Strides and running drills
Evidence: moderate
Strides are a low-cost, low-risk staple with a sound rationale for priming and form, though their direct effect on running economy is modest and mixed. Running drills are widely coached, but the evidence that they transfer to better economy or performance is weak. The two practices are often grouped together but deserve very different confidence.
Strides and running drills are often lumped together as “form work” done around easy runs. They serve overlapping aims, but the evidence behind them is not the same, so it is worth keeping them apart.
Strides
A stride is a short, relaxed acceleration: roughly 15 to 30 seconds, or 60 to 100 metres, building smoothly to near-fast pace and then easing off, with full walk-back recovery between repeats. The point is not to sprint flat out but to run fast while staying loose, so they sit well below the impact and fatigue cost of a real interval session (interval training).

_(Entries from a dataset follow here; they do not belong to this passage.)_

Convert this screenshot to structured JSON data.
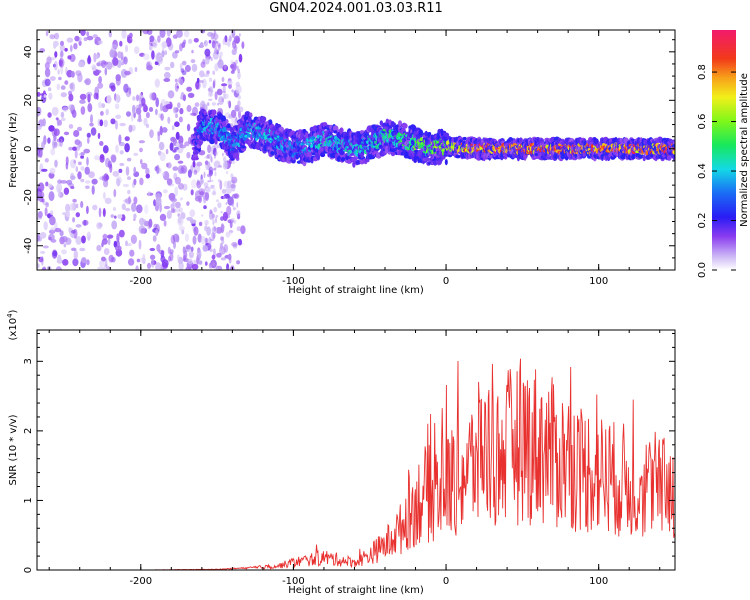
{
  "title": "GN04.2024.001.03.03.R11",
  "chart_data": [
    {
      "type": "heatmap",
      "xlabel": "Height of straight line (km)",
      "ylabel": "Frequency (Hz)",
      "xlim": [
        -268,
        150
      ],
      "ylim": [
        -50,
        49
      ],
      "xticks": [
        -200,
        -100,
        0,
        100
      ],
      "yticks": [
        -40,
        -20,
        0,
        20,
        40
      ],
      "ridge": {
        "x": [
          -268,
          -165,
          -160,
          -150,
          -140,
          -130,
          -120,
          -110,
          -100,
          -90,
          -80,
          -70,
          -60,
          -50,
          -40,
          -30,
          -20,
          -10,
          0,
          20,
          40,
          60,
          80,
          100,
          120,
          150
        ],
        "freq_hz": [
          0,
          0,
          10,
          9,
          2,
          8,
          6,
          3,
          0,
          1,
          4,
          2,
          0,
          2,
          5,
          4,
          2,
          0,
          1,
          0,
          0,
          0,
          0,
          0,
          0,
          0
        ],
        "normalized_amplitude": [
          0.15,
          0.15,
          0.4,
          0.4,
          0.35,
          0.4,
          0.4,
          0.4,
          0.35,
          0.4,
          0.45,
          0.45,
          0.45,
          0.45,
          0.5,
          0.5,
          0.55,
          0.6,
          0.65,
          0.9,
          0.9,
          0.9,
          0.9,
          0.9,
          0.9,
          0.9
        ]
      },
      "colorbar": {
        "label": "Normalized spectral amplitude",
        "range": [
          0,
          0.97
        ],
        "ticks": [
          0.0,
          0.2,
          0.4,
          0.6,
          0.8
        ]
      }
    },
    {
      "type": "line",
      "xlabel": "Height of straight line (km)",
      "ylabel": "SNR (10 * v/v)",
      "y_multiplier": "(x10",
      "y_multiplier_exp": "4",
      "y_multiplier_close": ")",
      "xlim": [
        -268,
        150
      ],
      "ylim": [
        0,
        3.45
      ],
      "xticks": [
        -200,
        -100,
        0,
        100
      ],
      "yticks": [
        0,
        1,
        2,
        3
      ],
      "color": "#e8312f",
      "series": [
        {
          "x": [
            -268,
            -200,
            -150,
            -130,
            -110,
            -100,
            -90,
            -80,
            -70,
            -60,
            -50,
            -40,
            -30,
            -25,
            -20,
            -15,
            -10,
            -5,
            0,
            5,
            10,
            15,
            20,
            25,
            30,
            35,
            40,
            45,
            50,
            55,
            60,
            65,
            70,
            75,
            80,
            85,
            90,
            95,
            100,
            105,
            110,
            115,
            120,
            125,
            130,
            135,
            140,
            145,
            150
          ],
          "values": [
            0.0,
            0.0,
            0.01,
            0.03,
            0.08,
            0.15,
            0.2,
            0.25,
            0.2,
            0.15,
            0.3,
            0.5,
            0.8,
            1.1,
            1.3,
            1.5,
            1.5,
            1.6,
            1.7,
            1.8,
            1.9,
            2.0,
            2.2,
            2.4,
            2.3,
            2.2,
            2.4,
            2.5,
            2.6,
            2.5,
            2.5,
            2.4,
            2.3,
            2.2,
            2.2,
            2.1,
            2.0,
            2.0,
            1.9,
            1.9,
            1.8,
            1.8,
            1.7,
            1.7,
            1.7,
            1.6,
            1.6,
            1.6,
            1.7
          ]
        }
      ]
    }
  ]
}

Strides have several defensible uses. As neuromuscular priming they fit the potentiation phase of a warm-up, the part of the RAMP sequence that distinguishes a race warm-up from a jog (Fradkin, Zazryn & Smoliga 2010); a handful before a quality session or a race wakes up the fast machinery so the first hard minutes are not slow and rough (warm-up and cool-down). They also let a runner rehearse fast, relaxed mechanics: turnover is high at near-maximal speed, which nudges stride rate toward the cadences seen in efficient runners at racing pace (Daniels 1984). And during a base phase they reintroduce faster movement gently, in small doses, before formal speed work begins.
The claim that strides improve running economy directly is plausible but only modestly supported. Running economy responds to training that develops neuromuscular and elastic qualities (Saunders et al. 2004), and strides plausibly contribute on the margin, but the largest, best-evidenced economy gains come from strength training and plyometrics, not from strides (Blagrove, Howatson & Hayes 2018). The honest position is that strides earn their place on cost and risk: a few minutes, almost no injury exposure, with sound priming and form rationale, rather than on a proven economy effect.
A sensible dose
- 4 to 8 strides of 60 to 100 m after two or three easy runs a week, with full recovery.

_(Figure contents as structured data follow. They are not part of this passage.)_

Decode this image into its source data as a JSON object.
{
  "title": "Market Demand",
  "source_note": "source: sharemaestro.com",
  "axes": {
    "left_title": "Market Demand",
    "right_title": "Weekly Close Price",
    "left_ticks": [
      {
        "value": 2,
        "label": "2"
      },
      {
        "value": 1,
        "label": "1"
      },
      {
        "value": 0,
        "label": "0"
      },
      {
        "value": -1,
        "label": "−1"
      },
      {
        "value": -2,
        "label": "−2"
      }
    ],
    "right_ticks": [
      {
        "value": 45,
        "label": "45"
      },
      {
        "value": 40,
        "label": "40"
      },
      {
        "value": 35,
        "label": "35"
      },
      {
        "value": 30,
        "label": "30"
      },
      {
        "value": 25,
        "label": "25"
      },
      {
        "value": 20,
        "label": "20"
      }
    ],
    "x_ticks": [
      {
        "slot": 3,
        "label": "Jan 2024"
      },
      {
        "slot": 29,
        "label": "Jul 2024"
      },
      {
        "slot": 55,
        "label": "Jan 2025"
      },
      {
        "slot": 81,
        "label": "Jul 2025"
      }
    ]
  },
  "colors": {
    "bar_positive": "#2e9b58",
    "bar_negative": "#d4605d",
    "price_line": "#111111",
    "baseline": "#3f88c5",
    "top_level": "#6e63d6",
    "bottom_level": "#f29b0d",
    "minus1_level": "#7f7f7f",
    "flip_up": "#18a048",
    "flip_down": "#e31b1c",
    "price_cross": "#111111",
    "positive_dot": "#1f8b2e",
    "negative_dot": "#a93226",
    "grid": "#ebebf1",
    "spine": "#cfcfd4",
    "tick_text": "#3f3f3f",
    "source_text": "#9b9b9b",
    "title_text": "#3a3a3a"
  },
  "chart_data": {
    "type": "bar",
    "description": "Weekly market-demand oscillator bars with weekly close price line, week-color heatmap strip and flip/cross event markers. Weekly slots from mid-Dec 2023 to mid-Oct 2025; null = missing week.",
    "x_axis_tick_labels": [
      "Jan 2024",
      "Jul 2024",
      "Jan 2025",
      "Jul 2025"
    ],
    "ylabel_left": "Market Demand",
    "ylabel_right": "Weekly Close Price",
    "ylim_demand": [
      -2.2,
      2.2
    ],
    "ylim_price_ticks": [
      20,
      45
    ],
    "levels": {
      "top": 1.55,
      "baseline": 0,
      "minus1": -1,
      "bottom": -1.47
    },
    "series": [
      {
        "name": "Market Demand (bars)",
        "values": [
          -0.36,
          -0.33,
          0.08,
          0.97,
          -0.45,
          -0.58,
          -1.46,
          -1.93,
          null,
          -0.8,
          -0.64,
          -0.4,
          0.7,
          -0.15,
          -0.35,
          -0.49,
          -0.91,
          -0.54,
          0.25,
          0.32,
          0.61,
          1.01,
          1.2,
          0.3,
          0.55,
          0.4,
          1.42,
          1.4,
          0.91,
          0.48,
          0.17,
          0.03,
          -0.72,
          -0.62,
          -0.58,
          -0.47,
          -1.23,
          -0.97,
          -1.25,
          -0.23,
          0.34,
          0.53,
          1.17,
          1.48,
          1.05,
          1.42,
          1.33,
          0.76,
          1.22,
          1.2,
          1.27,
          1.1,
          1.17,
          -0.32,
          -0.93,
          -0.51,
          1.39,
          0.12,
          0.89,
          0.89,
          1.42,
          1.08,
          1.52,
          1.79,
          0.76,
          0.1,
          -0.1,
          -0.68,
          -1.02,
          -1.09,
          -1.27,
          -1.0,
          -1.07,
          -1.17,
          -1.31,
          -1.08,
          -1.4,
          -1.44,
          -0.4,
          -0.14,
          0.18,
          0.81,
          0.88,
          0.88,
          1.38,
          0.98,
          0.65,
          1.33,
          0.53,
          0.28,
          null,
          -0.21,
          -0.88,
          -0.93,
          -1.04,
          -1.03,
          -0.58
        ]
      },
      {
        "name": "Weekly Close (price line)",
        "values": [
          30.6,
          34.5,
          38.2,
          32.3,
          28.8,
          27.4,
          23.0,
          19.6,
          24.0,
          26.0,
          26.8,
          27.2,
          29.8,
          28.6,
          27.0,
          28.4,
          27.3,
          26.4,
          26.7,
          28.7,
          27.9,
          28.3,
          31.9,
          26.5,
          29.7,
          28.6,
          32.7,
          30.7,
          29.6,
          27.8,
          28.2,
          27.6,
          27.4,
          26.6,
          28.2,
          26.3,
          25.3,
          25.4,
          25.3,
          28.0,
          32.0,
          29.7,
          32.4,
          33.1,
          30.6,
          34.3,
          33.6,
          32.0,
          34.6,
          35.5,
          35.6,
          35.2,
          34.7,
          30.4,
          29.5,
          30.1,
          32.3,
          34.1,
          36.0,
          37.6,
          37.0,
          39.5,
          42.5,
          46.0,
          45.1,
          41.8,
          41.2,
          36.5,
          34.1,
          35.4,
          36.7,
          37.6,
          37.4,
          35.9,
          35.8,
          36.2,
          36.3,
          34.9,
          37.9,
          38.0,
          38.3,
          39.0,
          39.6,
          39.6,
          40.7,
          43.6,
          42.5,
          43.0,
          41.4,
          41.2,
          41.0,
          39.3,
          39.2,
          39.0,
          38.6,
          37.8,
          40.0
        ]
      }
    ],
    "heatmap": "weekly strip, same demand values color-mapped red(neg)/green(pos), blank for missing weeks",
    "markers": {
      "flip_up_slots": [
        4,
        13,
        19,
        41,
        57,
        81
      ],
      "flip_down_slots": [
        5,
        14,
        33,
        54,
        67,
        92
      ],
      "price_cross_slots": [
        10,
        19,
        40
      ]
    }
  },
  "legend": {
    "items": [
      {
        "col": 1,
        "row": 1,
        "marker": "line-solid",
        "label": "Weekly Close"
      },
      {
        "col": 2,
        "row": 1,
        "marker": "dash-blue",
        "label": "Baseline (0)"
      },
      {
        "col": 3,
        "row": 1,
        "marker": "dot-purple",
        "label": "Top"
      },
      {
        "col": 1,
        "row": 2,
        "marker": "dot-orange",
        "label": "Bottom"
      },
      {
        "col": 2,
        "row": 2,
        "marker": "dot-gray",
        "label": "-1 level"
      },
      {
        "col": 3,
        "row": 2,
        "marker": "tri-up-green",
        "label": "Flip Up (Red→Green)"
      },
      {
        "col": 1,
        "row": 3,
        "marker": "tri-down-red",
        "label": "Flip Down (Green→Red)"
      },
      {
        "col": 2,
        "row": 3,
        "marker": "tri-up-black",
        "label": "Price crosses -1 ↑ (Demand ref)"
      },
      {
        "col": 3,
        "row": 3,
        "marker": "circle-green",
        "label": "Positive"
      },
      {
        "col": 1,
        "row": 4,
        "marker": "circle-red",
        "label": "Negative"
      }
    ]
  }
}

- 4 to 6 strides as the final, potentiation part of a warm-up before intervals or a race.
- Build to fast and relaxed, not to a maximal sprint; stop while the legs still feel springy.
Running drills
Running drills are the exaggerated, isolated movement patterns coaches use for warm-up and “coordination”: A-skips, B-skips, high knees, butt kicks, carioca and the rest. They are near-universal in track culture, and as a general warm-up and movement rehearsal they are harmless and arguably useful.
The weak part is the common claim that drills transfer to better running economy or race performance. The direct evidence is thin and unconvincing. In a controlled trial, recreational runners who added running drills to a 15-week interval programme gained no extra performance over a group doing the intervals alone, and the drills group even showed slightly higher impact-load parameters (Azevedo et al. 2015). This fits the principle of specificity: coordination gains tend to stay specific to the movement trained, and a drill is not running, so transfer to the running gait cannot be assumed (Saunders et al. 2004). The belief that drills “fix your form” and thereby make you faster is largely faith-based; treat it as such.

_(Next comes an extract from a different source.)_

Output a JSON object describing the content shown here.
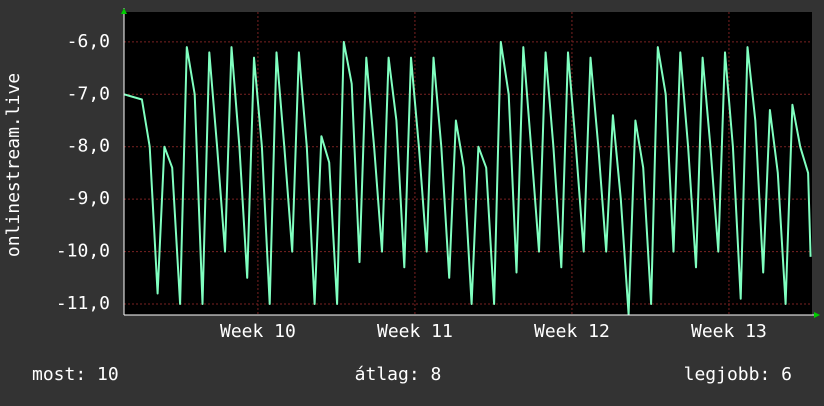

Use drills for what they are
Drills are a fine warm-up and a way to rehearse range of motion and rhythm. They are not a reliable route to better economy or faster racing. If you enjoy them, keep them in the warm-up; do not displace the things that actually move economy, which are running volume, strength work and plyometrics.
The defensible position
Do strides. They are cheap, low-risk and well-justified for priming and for keeping fast, relaxed mechanics in the legs (the basics). Do drills if you like them as a warm-up, but do not expect them to make you economical or fast on their own; the evidence for that is not there (Azevedo et al. 2015).